Christen und Juden.

Über einer Eingangstür zur Lamberti-Kirche in Münster, ist,  ziemlich unauffällig, ein Relief, das im Jahr 1919 geschaffen wurde. Im Zentrum steht „Christus in seiner Passion als göttlicher Erlöser“; wir kennen dieses Leidensbild aus vielen anderen, zumeist älteren Darstellungen. Links daneben steht Johannes der Evangelist, rechts Johannes der Täufer, also zwei große Gestalten mit demselben Namen, aber sehr verschiedenen Funktonen: der Täufer, der dem Messias vorausgeht, und der Evangelist, der in seinen Texten die Erinnerung an den Messias für alle Zeit lebendig hält. Und danebenist das berühmte Motiv „Ecclesia und Synagoge“, also Christen und Juden. Die Christen haben den Messias erkannt (links, Jesus zugewandt), die Juden nicht (rechts, von Jesus abgewandt). Der „Synagoge“ sind die Augen verbunden. Die einen glauben, die anderen warten noch. Und so hat man das Judentum lange missdeutet; man denke an die schrecklichen Judenverfolgungen im Namen des Christentums Manche Judenverfolger haben sogar das Wort aus der Passionsgeschichte Jesu zitiert: „Sein Blut komme über uns und unsere Kinder!“ Das ist ein schwieriges Wort. Ich glaube, dass dieses Wort nicht authentisch ist, sondern von den frühen Judenverfolgern  ins Evangelium eingeschleust wurde.
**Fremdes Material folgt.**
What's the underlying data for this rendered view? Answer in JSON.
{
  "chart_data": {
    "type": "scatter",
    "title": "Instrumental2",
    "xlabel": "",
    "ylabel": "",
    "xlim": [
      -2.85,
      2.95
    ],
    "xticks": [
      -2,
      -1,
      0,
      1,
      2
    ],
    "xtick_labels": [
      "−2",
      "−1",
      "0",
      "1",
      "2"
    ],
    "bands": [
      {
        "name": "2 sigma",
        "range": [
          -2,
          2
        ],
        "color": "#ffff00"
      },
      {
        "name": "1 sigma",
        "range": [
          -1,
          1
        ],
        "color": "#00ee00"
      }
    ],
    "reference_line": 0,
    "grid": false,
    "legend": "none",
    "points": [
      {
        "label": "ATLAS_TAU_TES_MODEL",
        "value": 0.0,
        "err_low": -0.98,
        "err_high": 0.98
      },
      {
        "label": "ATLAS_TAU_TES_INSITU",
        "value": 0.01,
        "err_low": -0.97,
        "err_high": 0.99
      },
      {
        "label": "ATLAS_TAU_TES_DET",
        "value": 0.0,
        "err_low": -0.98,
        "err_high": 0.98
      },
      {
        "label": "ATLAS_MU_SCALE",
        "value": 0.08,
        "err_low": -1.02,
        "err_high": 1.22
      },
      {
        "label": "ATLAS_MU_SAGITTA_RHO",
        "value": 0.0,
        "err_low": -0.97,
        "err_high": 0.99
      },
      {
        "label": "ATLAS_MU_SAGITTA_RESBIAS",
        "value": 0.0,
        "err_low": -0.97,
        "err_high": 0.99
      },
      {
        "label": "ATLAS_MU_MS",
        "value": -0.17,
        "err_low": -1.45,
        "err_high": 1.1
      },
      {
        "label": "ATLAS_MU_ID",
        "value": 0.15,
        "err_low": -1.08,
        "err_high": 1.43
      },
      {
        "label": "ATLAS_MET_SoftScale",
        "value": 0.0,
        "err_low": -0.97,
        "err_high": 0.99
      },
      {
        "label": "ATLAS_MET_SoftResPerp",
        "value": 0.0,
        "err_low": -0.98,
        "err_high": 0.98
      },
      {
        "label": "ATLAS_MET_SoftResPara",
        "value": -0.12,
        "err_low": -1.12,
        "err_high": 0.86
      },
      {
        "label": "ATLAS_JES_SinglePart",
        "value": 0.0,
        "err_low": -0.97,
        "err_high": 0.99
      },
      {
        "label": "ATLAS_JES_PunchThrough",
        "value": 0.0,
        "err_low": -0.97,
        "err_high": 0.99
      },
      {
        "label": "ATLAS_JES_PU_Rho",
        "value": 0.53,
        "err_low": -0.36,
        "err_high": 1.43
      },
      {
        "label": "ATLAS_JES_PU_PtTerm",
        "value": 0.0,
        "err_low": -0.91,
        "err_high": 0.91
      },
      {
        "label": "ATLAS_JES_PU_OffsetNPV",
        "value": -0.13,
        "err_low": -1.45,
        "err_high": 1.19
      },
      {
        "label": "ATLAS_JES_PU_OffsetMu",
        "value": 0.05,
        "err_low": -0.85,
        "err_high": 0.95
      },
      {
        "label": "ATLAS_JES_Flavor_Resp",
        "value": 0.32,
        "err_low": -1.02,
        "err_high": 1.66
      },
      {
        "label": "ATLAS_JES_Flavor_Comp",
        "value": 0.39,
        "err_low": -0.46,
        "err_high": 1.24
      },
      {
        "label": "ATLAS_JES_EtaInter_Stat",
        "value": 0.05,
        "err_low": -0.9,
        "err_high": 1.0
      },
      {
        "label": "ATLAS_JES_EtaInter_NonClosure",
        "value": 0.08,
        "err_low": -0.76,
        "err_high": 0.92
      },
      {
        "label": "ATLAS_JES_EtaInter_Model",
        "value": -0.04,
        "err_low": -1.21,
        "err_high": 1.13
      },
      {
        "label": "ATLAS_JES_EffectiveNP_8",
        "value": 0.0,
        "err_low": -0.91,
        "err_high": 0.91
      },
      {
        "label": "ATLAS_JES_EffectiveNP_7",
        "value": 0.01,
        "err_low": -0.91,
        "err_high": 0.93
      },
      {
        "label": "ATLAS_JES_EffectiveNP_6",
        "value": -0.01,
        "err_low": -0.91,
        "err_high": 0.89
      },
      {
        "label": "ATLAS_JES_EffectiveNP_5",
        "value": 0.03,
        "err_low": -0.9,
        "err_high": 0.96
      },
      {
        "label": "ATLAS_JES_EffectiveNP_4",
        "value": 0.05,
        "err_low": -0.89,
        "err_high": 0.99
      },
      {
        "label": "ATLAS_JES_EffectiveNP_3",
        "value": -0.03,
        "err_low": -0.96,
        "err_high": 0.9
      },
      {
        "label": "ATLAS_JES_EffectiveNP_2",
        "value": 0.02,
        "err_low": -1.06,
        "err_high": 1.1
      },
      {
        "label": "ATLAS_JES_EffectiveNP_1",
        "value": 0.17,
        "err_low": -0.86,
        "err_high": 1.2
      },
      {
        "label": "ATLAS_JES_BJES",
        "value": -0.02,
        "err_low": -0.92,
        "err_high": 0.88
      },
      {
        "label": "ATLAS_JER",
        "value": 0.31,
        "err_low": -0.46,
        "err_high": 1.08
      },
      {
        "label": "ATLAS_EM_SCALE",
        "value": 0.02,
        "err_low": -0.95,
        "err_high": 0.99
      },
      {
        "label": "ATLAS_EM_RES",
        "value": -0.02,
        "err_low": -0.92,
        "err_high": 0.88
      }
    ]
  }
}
Heute wissen wir Christen, dass die Juden nach wie vor die Träger der Gottesverheißung sind, Gottes geliebtes Volk, „Lieblinge Gottes“, so hat es das zweite Vatikanum formuliert. Oder: Unsere älteren Geschwister im Glauben.

Sicher, für die jüdische Religion ist das Alte Testament wichtig, wichtiger wohl als das Neue. Aber wir dürfen nicht vergessen, dass Jesus und seine Familie und seine Jünger ausnahmslos Juden waren und dass Jesus, wenn er die „Schrift“ erklärte, natürlich nur das Alte Testament zitierte; ein Neues Testament gab es zur Zeit Jesu noch nicht.
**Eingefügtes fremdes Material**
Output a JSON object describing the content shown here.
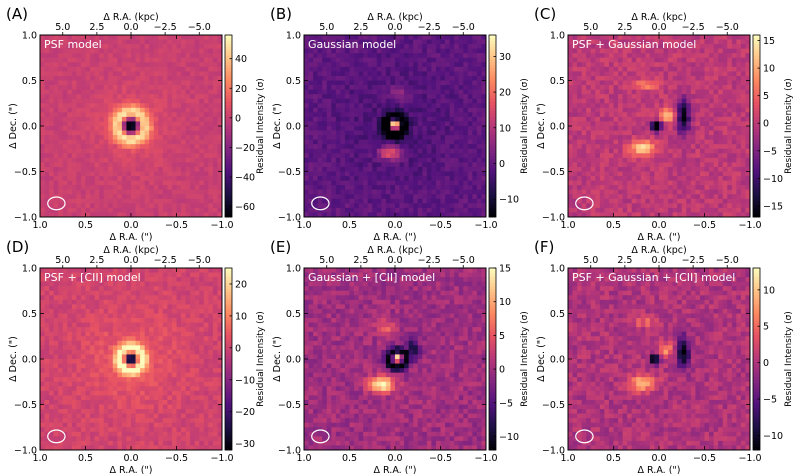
{
  "figure": {
    "background": "#ffffff"
  },
  "colormap": {
    "name": "magma",
    "stops": [
      "#000004",
      "#1c1044",
      "#51127c",
      "#832681",
      "#b73779",
      "#e75263",
      "#fc8961",
      "#fec488",
      "#fcfdbf"
    ]
  },
  "chart_data": [
    {
      "type": "heatmap",
      "panel_label": "(A)",
      "model_label": "PSF model",
      "xlabel": "Δ R.A. (\")",
      "ylabel": "Δ Dec. (\")",
      "top_xlabel": "Δ R.A. (kpc)",
      "xlim": [
        1.0,
        -1.0
      ],
      "ylim": [
        -1.0,
        1.0
      ],
      "xticks": [
        1.0,
        0.5,
        0.0,
        -0.5,
        -1.0
      ],
      "xtick_labels": [
        "1.0",
        "0.5",
        "0.0",
        "−0.5",
        "−1.0"
      ],
      "yticks": [
        -1.0,
        -0.5,
        0.0,
        0.5,
        1.0
      ],
      "ytick_labels": [
        "−1.0",
        "−0.5",
        "0.0",
        "0.5",
        "1.0"
      ],
      "kpc_ticks": [
        5.0,
        2.5,
        0.0,
        -2.5,
        -5.0
      ],
      "kpc_tick_labels": [
        "5.0",
        "2.5",
        "0.0",
        "−2.5",
        "−5.0"
      ],
      "colorbar": {
        "label": "Residual Intensity (σ)",
        "range": [
          -67,
          56
        ],
        "ticks": [
          40,
          20,
          0,
          -20,
          -40,
          -60
        ],
        "tick_labels": [
          "40",
          "20",
          "0",
          "−20",
          "−40",
          "−60"
        ]
      },
      "beam": {
        "x": 0.82,
        "y": -0.85,
        "major": 0.19,
        "minor": 0.14
      },
      "residual_features": [
        {
          "x": 0.0,
          "y": 0.0,
          "sx": 0.07,
          "sy": 0.07,
          "amp": -90
        },
        {
          "ring_r": 0.14,
          "ring_w": 0.06,
          "x": 0.0,
          "y": 0.0,
          "amp": 50
        },
        {
          "x": 0.0,
          "y": 0.0,
          "sx": 0.3,
          "sy": 0.3,
          "amp": 8
        }
      ],
      "noise": 4
    },
    {
      "type": "heatmap",
      "panel_label": "(B)",
      "model_label": "Gaussian model",
      "xlabel": "Δ R.A. (\")",
      "ylabel": "Δ Dec. (\")",
      "top_xlabel": "Δ R.A. (kpc)",
      "xlim": [
        1.0,
        -1.0
      ],
      "ylim": [
        -1.0,
        1.0
      ],
      "xticks": [
        1.0,
        0.5,
        0.0,
        -0.5,
        -1.0
      ],
      "xtick_labels": [
        "1.0",
        "0.5",
        "0.0",
        "−0.5",
        "−1.0"
      ],
      "yticks": [
        -1.0,
        -0.5,
        0.0,
        0.5,
        1.0
      ],
      "ytick_labels": [
        "−1.0",
        "−0.5",
        "0.0",
        "0.5",
        "1.0"
      ],
      "kpc_ticks": [
        5.0,
        2.5,
        0.0,
        -2.5,
        -5.0
      ],
      "kpc_tick_labels": [
        "5.0",
        "2.5",
        "0.0",
        "−2.5",
        "−5.0"
      ],
      "colorbar": {
        "label": "Residual Intensity (σ)",
        "range": [
          -15,
          36
        ],
        "ticks": [
          30,
          20,
          10,
          0,
          -10
        ],
        "tick_labels": [
          "30",
          "20",
          "10",
          "0",
          "−10"
        ]
      },
      "beam": {
        "x": 0.82,
        "y": -0.85,
        "major": 0.19,
        "minor": 0.14
      },
      "residual_features": [
        {
          "ring_r": 0.1,
          "ring_w": 0.04,
          "x": 0.0,
          "y": 0.0,
          "amp": -22
        },
        {
          "x": 0.0,
          "y": 0.02,
          "sx": 0.04,
          "sy": 0.04,
          "amp": 45
        },
        {
          "x": 0.05,
          "y": -0.3,
          "sx": 0.09,
          "sy": 0.05,
          "amp": 20
        },
        {
          "x": -0.03,
          "y": 0.35,
          "sx": 0.08,
          "sy": 0.05,
          "amp": 9
        },
        {
          "x": 0.0,
          "y": 0.0,
          "sx": 0.5,
          "sy": 0.5,
          "amp": -3
        }
      ],
      "noise": 2.5
    },
    {
      "type": "heatmap",
      "panel_label": "(C)",
      "model_label": "PSF + Gaussian model",
      "xlabel": "Δ R.A. (\")",
      "ylabel": "Δ Dec. (\")",
      "top_xlabel": "Δ R.A. (kpc)",
      "xlim": [
        1.0,
        -1.0
      ],
      "ylim": [
        -1.0,
        1.0
      ],
      "xticks": [
        1.0,
        0.5,
        0.0,
        -0.5,
        -1.0
      ],
      "xtick_labels": [
        "1.0",
        "0.5",
        "0.0",
        "−0.5",
        "−1.0"
      ],
      "yticks": [
        -1.0,
        -0.5,
        0.0,
        0.5,
        1.0
      ],
      "ytick_labels": [
        "−1.0",
        "−0.5",
        "0.0",
        "0.5",
        "1.0"
      ],
      "kpc_ticks": [
        5.0,
        2.5,
        0.0,
        -2.5,
        -5.0
      ],
      "kpc_tick_labels": [
        "5.0",
        "2.5",
        "0.0",
        "−2.5",
        "−5.0"
      ],
      "colorbar": {
        "label": "Residual Intensity (σ)",
        "range": [
          -17,
          16
        ],
        "ticks": [
          15,
          10,
          5,
          0,
          -5,
          -10,
          -15
        ],
        "tick_labels": [
          "15",
          "10",
          "5",
          "0",
          "−5",
          "−10",
          "−15"
        ]
      },
      "beam": {
        "x": 0.82,
        "y": -0.85,
        "major": 0.19,
        "minor": 0.14
      },
      "residual_features": [
        {
          "x": 0.03,
          "y": 0.0,
          "sx": 0.04,
          "sy": 0.04,
          "amp": -22
        },
        {
          "x": -0.27,
          "y": 0.1,
          "sx": 0.05,
          "sy": 0.14,
          "amp": -16
        },
        {
          "x": -0.1,
          "y": 0.12,
          "sx": 0.06,
          "sy": 0.05,
          "amp": 13
        },
        {
          "x": 0.18,
          "y": -0.25,
          "sx": 0.1,
          "sy": 0.06,
          "amp": 13
        },
        {
          "x": 0.15,
          "y": 0.45,
          "sx": 0.1,
          "sy": 0.04,
          "amp": 7
        }
      ],
      "noise": 2
    },
    {
      "type": "heatmap",
      "panel_label": "(D)",
      "model_label": "PSF + [CII] model",
      "xlabel": "Δ R.A. (\")",
      "ylabel": "Δ Dec. (\")",
      "top_xlabel": "Δ R.A. (kpc)",
      "xlim": [
        1.0,
        -1.0
      ],
      "ylim": [
        -1.0,
        1.0
      ],
      "xticks": [
        1.0,
        0.5,
        0.0,
        -0.5,
        -1.0
      ],
      "xtick_labels": [
        "1.0",
        "0.5",
        "0.0",
        "−0.5",
        "−1.0"
      ],
      "yticks": [
        -1.0,
        -0.5,
        0.0,
        0.5,
        1.0
      ],
      "ytick_labels": [
        "−1.0",
        "−0.5",
        "0.0",
        "0.5",
        "1.0"
      ],
      "kpc_ticks": [
        5.0,
        2.5,
        0.0,
        -2.5,
        -5.0
      ],
      "kpc_tick_labels": [
        "5.0",
        "2.5",
        "0.0",
        "−2.5",
        "−5.0"
      ],
      "colorbar": {
        "label": "Residual Intensity (σ)",
        "range": [
          -32,
          25
        ],
        "ticks": [
          20,
          10,
          0,
          -10,
          -20,
          -30
        ],
        "tick_labels": [
          "20",
          "10",
          "0",
          "−10",
          "−20",
          "−30"
        ]
      },
      "beam": {
        "x": 0.82,
        "y": -0.85,
        "major": 0.19,
        "minor": 0.14
      },
      "residual_features": [
        {
          "x": 0.0,
          "y": 0.0,
          "sx": 0.05,
          "sy": 0.05,
          "amp": -45
        },
        {
          "ring_r": 0.12,
          "ring_w": 0.05,
          "x": 0.0,
          "y": 0.0,
          "amp": 25
        },
        {
          "x": 0.0,
          "y": 0.0,
          "sx": 0.4,
          "sy": 0.4,
          "amp": 4
        }
      ],
      "noise": 2.5
    },
    {
      "type": "heatmap",
      "panel_label": "(E)",
      "model_label": "Gaussian + [CII] model",
      "xlabel": "Δ R.A. (\")",
      "ylabel": "Δ Dec. (\")",
      "top_xlabel": "Δ R.A. (kpc)",
      "xlim": [
        1.0,
        -1.0
      ],
      "ylim": [
        -1.0,
        1.0
      ],
      "xticks": [
        1.0,
        0.5,
        0.0,
        -0.5,
        -1.0
      ],
      "xtick_labels": [
        "1.0",
        "0.5",
        "0.0",
        "−0.5",
        "−1.0"
      ],
      "yticks": [
        -1.0,
        -0.5,
        0.0,
        0.5,
        1.0
      ],
      "ytick_labels": [
        "−1.0",
        "−0.5",
        "0.0",
        "0.5",
        "1.0"
      ],
      "kpc_ticks": [
        5.0,
        2.5,
        0.0,
        -2.5,
        -5.0
      ],
      "kpc_tick_labels": [
        "5.0",
        "2.5",
        "0.0",
        "−2.5",
        "−5.0"
      ],
      "colorbar": {
        "label": "Residual Intensity (σ)",
        "range": [
          -12,
          15
        ],
        "ticks": [
          15,
          10,
          5,
          0,
          -5,
          -10
        ],
        "tick_labels": [
          "15",
          "10",
          "5",
          "0",
          "−5",
          "−10"
        ]
      },
      "beam": {
        "x": 0.82,
        "y": -0.85,
        "major": 0.19,
        "minor": 0.14
      },
      "residual_features": [
        {
          "ring_r": 0.09,
          "ring_w": 0.04,
          "x": -0.02,
          "y": 0.0,
          "amp": -12
        },
        {
          "x": -0.03,
          "y": 0.02,
          "sx": 0.035,
          "sy": 0.035,
          "amp": 18
        },
        {
          "x": 0.15,
          "y": -0.28,
          "sx": 0.1,
          "sy": 0.06,
          "amp": 15
        },
        {
          "x": -0.2,
          "y": 0.12,
          "sx": 0.05,
          "sy": 0.1,
          "amp": -8
        },
        {
          "x": 0.1,
          "y": 0.35,
          "sx": 0.08,
          "sy": 0.05,
          "amp": 6
        }
      ],
      "noise": 2
    },
    {
      "type": "heatmap",
      "panel_label": "(F)",
      "model_label": "PSF + Gaussian + [CII] model",
      "xlabel": "Δ R.A. (\")",
      "ylabel": "Δ Dec. (\")",
      "top_xlabel": "Δ R.A. (kpc)",
      "xlim": [
        1.0,
        -1.0
      ],
      "ylim": [
        -1.0,
        1.0
      ],
      "xticks": [
        1.0,
        0.5,
        0.0,
        -0.5,
        -1.0
      ],
      "xtick_labels": [
        "1.0",
        "0.5",
        "0.0",
        "−0.5",
        "−1.0"
      ],
      "yticks": [
        -1.0,
        -0.5,
        0.0,
        0.5,
        1.0
      ],
      "ytick_labels": [
        "−1.0",
        "−0.5",
        "0.0",
        "0.5",
        "1.0"
      ],
      "kpc_ticks": [
        5.0,
        2.5,
        0.0,
        -2.5,
        -5.0
      ],
      "kpc_tick_labels": [
        "5.0",
        "2.5",
        "0.0",
        "−2.5",
        "−5.0"
      ],
      "colorbar": {
        "label": "Residual Intensity (σ)",
        "range": [
          -12,
          13
        ],
        "ticks": [
          10,
          5,
          0,
          -5,
          -10
        ],
        "tick_labels": [
          "10",
          "5",
          "0",
          "−5",
          "−10"
        ]
      },
      "beam": {
        "x": 0.82,
        "y": -0.85,
        "major": 0.19,
        "minor": 0.14
      },
      "residual_features": [
        {
          "x": 0.05,
          "y": 0.0,
          "sx": 0.04,
          "sy": 0.04,
          "amp": -14
        },
        {
          "x": -0.27,
          "y": 0.07,
          "sx": 0.05,
          "sy": 0.12,
          "amp": -12
        },
        {
          "x": -0.08,
          "y": 0.1,
          "sx": 0.06,
          "sy": 0.05,
          "amp": 8
        },
        {
          "x": 0.18,
          "y": -0.27,
          "sx": 0.1,
          "sy": 0.06,
          "amp": 10
        },
        {
          "x": 0.15,
          "y": 0.4,
          "sx": 0.1,
          "sy": 0.04,
          "amp": 5
        }
      ],
      "noise": 1.8
    }
  ]
}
Das Relief über dem Lamberti-Portal ist nicht nur Darstellung, nicht nur Interpretation der  Heilsgeschichte, nicht nur ein bisschen judenunfreundlich, sondern vor allem ein Appell an uns Christen, die gemeinsame Basis von Juden und Christen anzuerkennen und in dieser Gemeinsamkeit zu leben. Gemeinsam müssen Juden und Christen eintreten für die Anerkennung Gottes in der Welt.
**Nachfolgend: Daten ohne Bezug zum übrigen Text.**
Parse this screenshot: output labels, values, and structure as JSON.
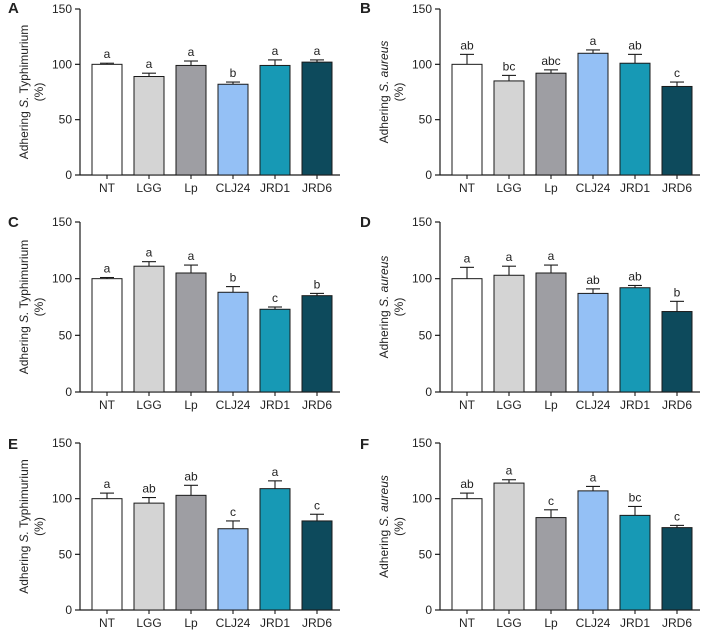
{
  "figure": {
    "type": "multi-panel bar chart"
  },
  "chart_data": [
    {
      "panel": "A",
      "type": "bar",
      "ylabel_prefix": "Adhering ",
      "ylabel_species": "S.",
      "ylabel_suffix": " Typhimurium",
      "ylabel_unit": "(%)",
      "categories": [
        "NT",
        "LGG",
        "Lp",
        "CLJ24",
        "JRD1",
        "JRD6"
      ],
      "values": [
        100,
        89,
        99,
        82,
        99,
        102
      ],
      "errors": [
        1,
        3,
        4,
        2,
        5,
        2
      ],
      "significance": [
        "a",
        "a",
        "a",
        "b",
        "a",
        "a"
      ],
      "ylim": [
        0,
        150
      ],
      "yticks": [
        0,
        50,
        100,
        150
      ]
    },
    {
      "panel": "B",
      "type": "bar",
      "ylabel_prefix": "Adhering ",
      "ylabel_species": "S. aureus",
      "ylabel_suffix": "",
      "ylabel_unit": "(%)",
      "categories": [
        "NT",
        "LGG",
        "Lp",
        "CLJ24",
        "JRD1",
        "JRD6"
      ],
      "values": [
        100,
        85,
        92,
        110,
        101,
        80
      ],
      "errors": [
        9,
        5,
        3,
        3,
        8,
        4
      ],
      "significance": [
        "ab",
        "bc",
        "abc",
        "a",
        "ab",
        "c"
      ],
      "ylim": [
        0,
        150
      ],
      "yticks": [
        0,
        50,
        100,
        150
      ]
    },
    {
      "panel": "C",
      "type": "bar",
      "ylabel_prefix": "Adhering ",
      "ylabel_species": "S.",
      "ylabel_suffix": " Typhimurium",
      "ylabel_unit": "(%)",
      "categories": [
        "NT",
        "LGG",
        "Lp",
        "CLJ24",
        "JRD1",
        "JRD6"
      ],
      "values": [
        100,
        111,
        105,
        88,
        73,
        85
      ],
      "errors": [
        1,
        4,
        7,
        5,
        2,
        2
      ],
      "significance": [
        "a",
        "a",
        "a",
        "b",
        "c",
        "b"
      ],
      "ylim": [
        0,
        150
      ],
      "yticks": [
        0,
        50,
        100,
        150
      ]
    },
    {
      "panel": "D",
      "type": "bar",
      "ylabel_prefix": "Adhering ",
      "ylabel_species": "S. aureus",
      "ylabel_suffix": "",
      "ylabel_unit": "(%)",
      "categories": [
        "NT",
        "LGG",
        "Lp",
        "CLJ24",
        "JRD1",
        "JRD6"
      ],
      "values": [
        100,
        103,
        105,
        87,
        92,
        71
      ],
      "errors": [
        10,
        8,
        7,
        4,
        2,
        9
      ],
      "significance": [
        "a",
        "a",
        "a",
        "ab",
        "ab",
        "b"
      ],
      "ylim": [
        0,
        150
      ],
      "yticks": [
        0,
        50,
        100,
        150
      ]
    },
    {
      "panel": "E",
      "type": "bar",
      "ylabel_prefix": "Adhering ",
      "ylabel_species": "S.",
      "ylabel_suffix": " Typhimurium",
      "ylabel_unit": "(%)",
      "categories": [
        "NT",
        "LGG",
        "Lp",
        "CLJ24",
        "JRD1",
        "JRD6"
      ],
      "values": [
        100,
        96,
        103,
        73,
        109,
        80
      ],
      "errors": [
        5,
        5,
        9,
        7,
        7,
        6
      ],
      "significance": [
        "a",
        "ab",
        "ab",
        "c",
        "a",
        "c"
      ],
      "ylim": [
        0,
        150
      ],
      "yticks": [
        0,
        50,
        100,
        150
      ]
    },
    {
      "panel": "F",
      "type": "bar",
      "ylabel_prefix": "Adhering ",
      "ylabel_species": "S. aureus",
      "ylabel_suffix": "",
      "ylabel_unit": "(%)",
      "categories": [
        "NT",
        "LGG",
        "Lp",
        "CLJ24",
        "JRD1",
        "JRD6"
      ],
      "values": [
        100,
        114,
        83,
        107,
        85,
        74
      ],
      "errors": [
        5,
        3,
        7,
        4,
        8,
        2
      ],
      "significance": [
        "ab",
        "a",
        "c",
        "a",
        "bc",
        "c"
      ],
      "ylim": [
        0,
        150
      ],
      "yticks": [
        0,
        50,
        100,
        150
      ]
    }
  ],
  "bar_colors": [
    "#ffffff",
    "#d4d4d4",
    "#9e9ea3",
    "#94c0f5",
    "#1799b5",
    "#0d4a5c"
  ],
  "axis_color": "#1a1a1a"
}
Wenn mir Juden in den Sinn kommen, denke ich immer  an den vor einigen Jahren verstorbenen Chef der jüdischen Gemeinde in Deutschland, Paul Spiegel. Er war auf dem Laurentianum in Warendorf eine Klasse über mir, allerdings nur relativ kurze Zeit. Er war ein Genie des Wortes. In der großen Pause hatte er immer eine ganze Traube von Mitschülern um sich auf dem Schulhof, weil er immer so wunderbar erzählen konnte. Ich denke oft an ihn.